Senza nascondere di parteggiare per il secondo sistema (parlamentare e proporzionale), l’autrice è abile nel collocare le opzioni attualmente al vaglio all’interno di questi due estremi. L’Italicum, la riforma del Senato e più in generale il Pd di Renzi propendono evidentemente per il «modello Schumpeter», ma non per questo gli attuali avversari politici di quelle riforme difendono il «modello Kelsen». Emblematiche, in tal senso, le obiezioni che dal punto di vista democratico vengono mosse alle proposte del Movimento 5 Stelle: ad esempio al cosiddetto meccanismo di racall, in palese contraddizione con la battaglia pentastellata per una legge elettorale di stampo proporzionale. L’idea di un mandato imperativo – spiega l’autrice – non è di Grillo, fu di Rousseau e Marx; se tutte le costituzioni della modernità hanno scartato quest’opzione è perché «la formazione di una realtà collegiale unitaria è logicamente incompatibile con la soggezione dei rappresentanti a rigidi vincoli». Come può un’assemblea proporzionale dare un esito democraticamente viola se, atomizzati dal vincolo di mandato, singoli eletti rossi rifiuteranno il compromesso con singoli eletti blu? Una buona domanda, che nessun giornalista ha mai posto a Di Maio o a Di Battista.

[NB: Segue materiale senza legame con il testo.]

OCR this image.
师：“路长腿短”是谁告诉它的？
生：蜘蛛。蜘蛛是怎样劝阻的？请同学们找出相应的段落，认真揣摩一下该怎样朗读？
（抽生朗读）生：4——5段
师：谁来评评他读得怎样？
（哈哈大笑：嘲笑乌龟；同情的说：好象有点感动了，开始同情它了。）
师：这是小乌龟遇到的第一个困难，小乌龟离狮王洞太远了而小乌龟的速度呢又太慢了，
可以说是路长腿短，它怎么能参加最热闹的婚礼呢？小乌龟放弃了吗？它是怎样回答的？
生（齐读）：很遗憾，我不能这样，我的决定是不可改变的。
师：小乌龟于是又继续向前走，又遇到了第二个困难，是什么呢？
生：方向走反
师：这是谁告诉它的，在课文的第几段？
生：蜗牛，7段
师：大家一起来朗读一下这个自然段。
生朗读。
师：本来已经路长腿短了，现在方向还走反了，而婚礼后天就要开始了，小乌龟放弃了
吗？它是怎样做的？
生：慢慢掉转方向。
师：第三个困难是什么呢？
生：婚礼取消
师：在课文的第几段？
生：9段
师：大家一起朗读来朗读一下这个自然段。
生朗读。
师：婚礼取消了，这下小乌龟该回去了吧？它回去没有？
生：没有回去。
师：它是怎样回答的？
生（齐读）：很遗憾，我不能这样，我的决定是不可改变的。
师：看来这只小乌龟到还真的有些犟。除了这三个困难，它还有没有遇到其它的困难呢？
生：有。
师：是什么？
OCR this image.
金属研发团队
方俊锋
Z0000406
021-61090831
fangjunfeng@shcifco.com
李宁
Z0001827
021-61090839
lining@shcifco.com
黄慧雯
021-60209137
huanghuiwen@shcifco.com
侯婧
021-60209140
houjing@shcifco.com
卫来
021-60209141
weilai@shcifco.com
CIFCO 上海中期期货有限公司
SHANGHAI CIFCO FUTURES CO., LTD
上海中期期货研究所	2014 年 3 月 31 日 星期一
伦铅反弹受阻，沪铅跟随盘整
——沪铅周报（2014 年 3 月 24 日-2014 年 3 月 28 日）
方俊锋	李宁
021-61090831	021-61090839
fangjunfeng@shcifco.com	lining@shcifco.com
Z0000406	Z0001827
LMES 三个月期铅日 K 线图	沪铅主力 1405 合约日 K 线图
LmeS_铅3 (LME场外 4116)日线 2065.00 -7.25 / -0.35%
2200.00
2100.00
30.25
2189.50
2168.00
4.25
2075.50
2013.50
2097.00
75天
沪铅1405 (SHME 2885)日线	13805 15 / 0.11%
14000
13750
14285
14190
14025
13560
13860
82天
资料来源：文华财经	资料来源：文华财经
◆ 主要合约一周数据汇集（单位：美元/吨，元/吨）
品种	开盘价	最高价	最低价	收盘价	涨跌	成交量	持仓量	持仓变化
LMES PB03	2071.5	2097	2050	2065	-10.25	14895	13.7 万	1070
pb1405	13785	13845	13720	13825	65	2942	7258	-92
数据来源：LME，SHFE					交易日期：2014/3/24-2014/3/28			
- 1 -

Così, paginetta dopo paginetta, con la semplicità di un italiano splendido, Pazé fa emergere gli equivoci, le contraddizioni, le ignoranze che in materia di democrazia i «politici senza cittadini» propinano ogni giorno ai «cittadini senza politica». Non temete, ce n’è per tutte le facilonerie odierne: dal liquid feedback dei Piraten tedeschi, un sistema che ignora gli inconvenienti dalla natura umana (a cominciare dall’incostanza), agli esponenti del seppur importante fronte della «democrazia deliberativa», per i quali persone informate e in buona fede non potranno che giungere a una sintesi virtuosa; dalla «democrazia fondamentalista» dei populismi, certi che la sovranità appartenga al popolo ma dimentichi delle «forme e dei limiti della Costituzione», alle primarie del Partito Democratico, lungi dal preservare il partito da involuzioni oligarchiche; dall’insulsa distinzione tra vero e falso in politica (quando un interesse, un ideale, una concezione del mondo è vera? Quando falsa?) al mito del carattere diretto dei referendum propositivi, i cui quesiti sono comunque scritti da una mano sola; dagli illusori lampi di risveglio delle primavere arabe, di Occupy Wall Street, degli Indignados spagnoli, dei cittadini greci, al disinteresse dei poveri del mondo, per i quali la politica è una «forma d’intrattenimento della classe media, da cui non aspettarsi nulla».

Insomma, un piccolo, densissimo libro. Che senza idealizzare il passato e senza disperare sul futuro pone con serietà la questione democratica che è sotto i nostri occhi. La soluzione? I buoni saggi non la danno mai. Ma la Pazé punta il suo dito sugli uomini in società. Perché politicamente l’individuo non esiste. E perché, ce lo insegna Bobbio, resistenza e rivoluzione sono due diritti costituzionali, garantiti implicitamente dalla Carta che avemmo il merito di conquistare per noi stessi.